Palladino portrays Lorelai as a woman who goes after what she wants, who is very headstrong, and who does not put up with nonsense. Some may call her bossy or a few other choice words. Others might call her a feminist. She does try and reach equality for herself through the numerous obstacles put forth for her when trying to open up The Dragonfly Inn. Through those obstacles, the audience also sees her struggle to hang on to relationships she forms with men; such as being engaged twice. Is it because of her independence that she cannot hang onto a relationship or are there deeper issues? Perhaps it has something to do with the relationship that she has with her parents that makes her too much to handle. Instances of other battles she constantly fights are the ones seen with the town mayor, Taylor Doose. Both individuals are stubborn and often think their ways are the right way. Lorelai metaphorically pulls her hair out with the majority of their interactions, but she does not relent until the tables turn in her favor. But grace is not always her friend when achieving these things. She speaks her mind, but not always in the kindest of ways. The aftermath of such heinous talk is a wedge being driven between the people she holds closest to her. She does not know how to relent or give in. Feminists typically don’t, because of their fight for equality. In turn,  Lorelai places herself further into her own unique category.
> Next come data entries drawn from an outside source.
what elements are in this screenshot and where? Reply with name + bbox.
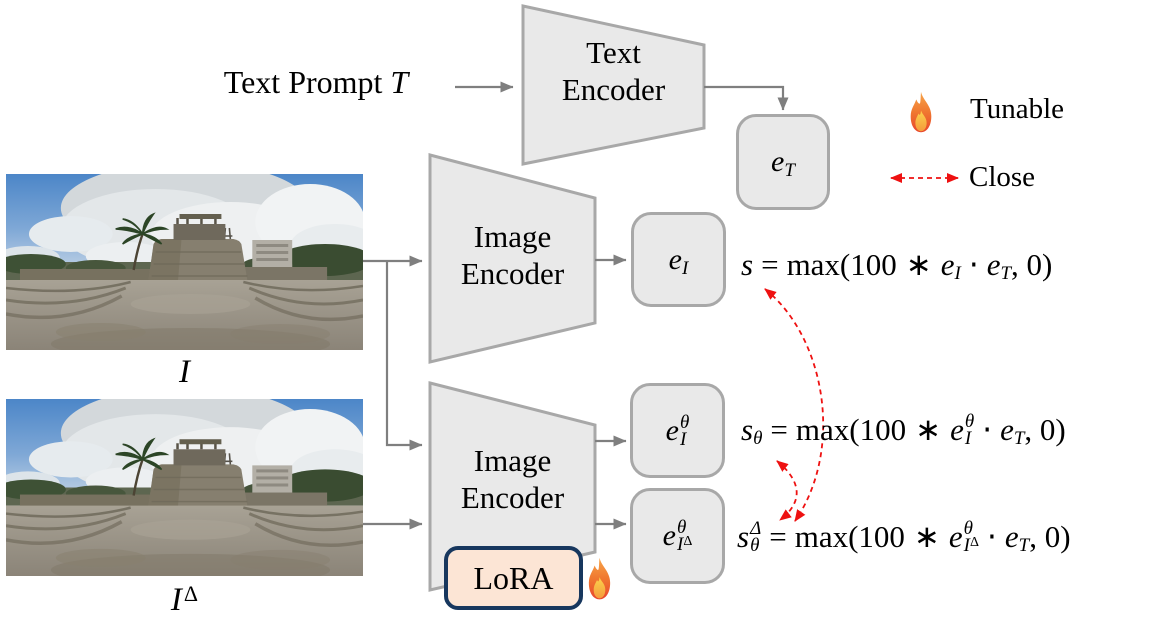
arrow-text-encoder-to-et [704, 85, 789, 111]
prompt-symbol: T [390, 64, 409, 100]
delta-superscript: Δ [183, 581, 199, 606]
text-prompt-label: Text Prompt T [223, 64, 409, 100]
close-relation-arrows [764, 173, 959, 522]
image-i-delta-label: IΔ [170, 581, 199, 618]
lora-adapter-box: LoRA [444, 546, 583, 610]
text-encoder-label: Text Encoder [561, 35, 666, 107]
panorama-image-i [6, 174, 363, 350]
close-arrow-s-to-sdelta [764, 288, 825, 522]
legend-tunable-label: Tunable [970, 93, 1064, 125]
flame-icon [588, 557, 611, 600]
panorama-image-i-delta [6, 399, 363, 576]
arrow-image-i-branch-to-bottom-encoder [385, 262, 423, 451]
flame-icon [910, 91, 932, 133]
image-i-label: I [179, 354, 190, 390]
image-encoder-bottom-label: Image Encoder [460, 443, 565, 515]
image-encoder-top-label: Image Encoder [460, 219, 565, 291]
legend-close-label: Close [969, 161, 1036, 193]
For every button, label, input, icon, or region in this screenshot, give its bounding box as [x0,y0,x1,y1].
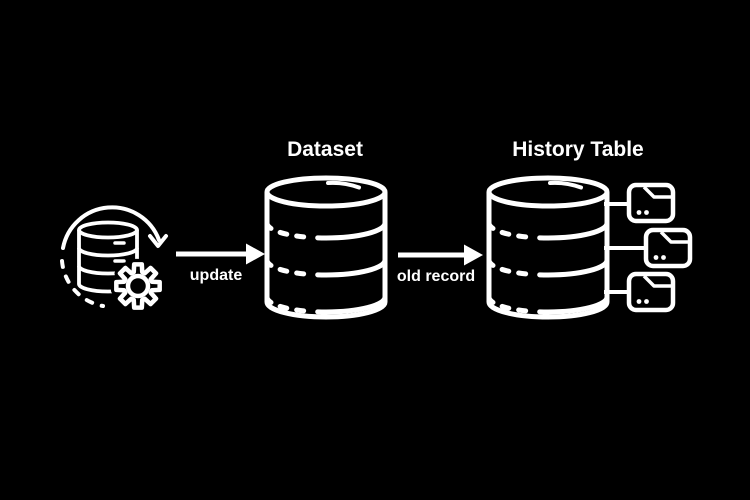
dataset-title: Dataset [287,138,363,161]
update-process-icon [60,205,168,314]
old-record-arrow-label: old record [397,268,475,285]
dataset-node: Dataset [267,138,385,317]
sync-circle-arrow-icon [60,205,168,308]
gear-hole [125,273,151,299]
arrowhead [464,244,483,266]
file-folder-icon [629,274,673,310]
gear-icon [110,258,166,314]
sync-arrowhead [148,234,168,248]
arrowhead [246,243,265,265]
old-record-arrow: old record [397,244,483,285]
history-table-node: History Table [489,138,690,317]
database-cylinder-icon [489,178,607,317]
update-arrow-label: update [190,267,243,284]
update-arrow: update [176,243,265,284]
file-folder-icon [629,185,673,221]
database-cylinder-icon [267,178,385,317]
history-table-title: History Table [512,138,643,161]
file-folder-icon [646,230,690,266]
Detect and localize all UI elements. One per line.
Gender inequality and feminism go hand in hand. Emma Watson was correct when she asked “why has the word feminism become an uncomfortable one?” This is because the word is associated with having a negative connotation. People who correlate themselves to being a feminist are often revered as being intimidating (Adichie). But being one’s own person should not be seen as intimidating. Lorelai is her own person. She is independent and headstrong, as well as a paradox. She does not fit into a box, but in all honesty, who does? If everyone was in a box, then no one would stand out; not Lorelai, and certainly not the woman who created her character, Amy Sherman-Palladino. Emma Watson and Chimamanda Ngozi Adichie would also not be accounted among those ranks. Evolutionary feminism is moving past the traditional role of woman and accepting that it’s not simply about gender, but rather skills and abilities (Adichie).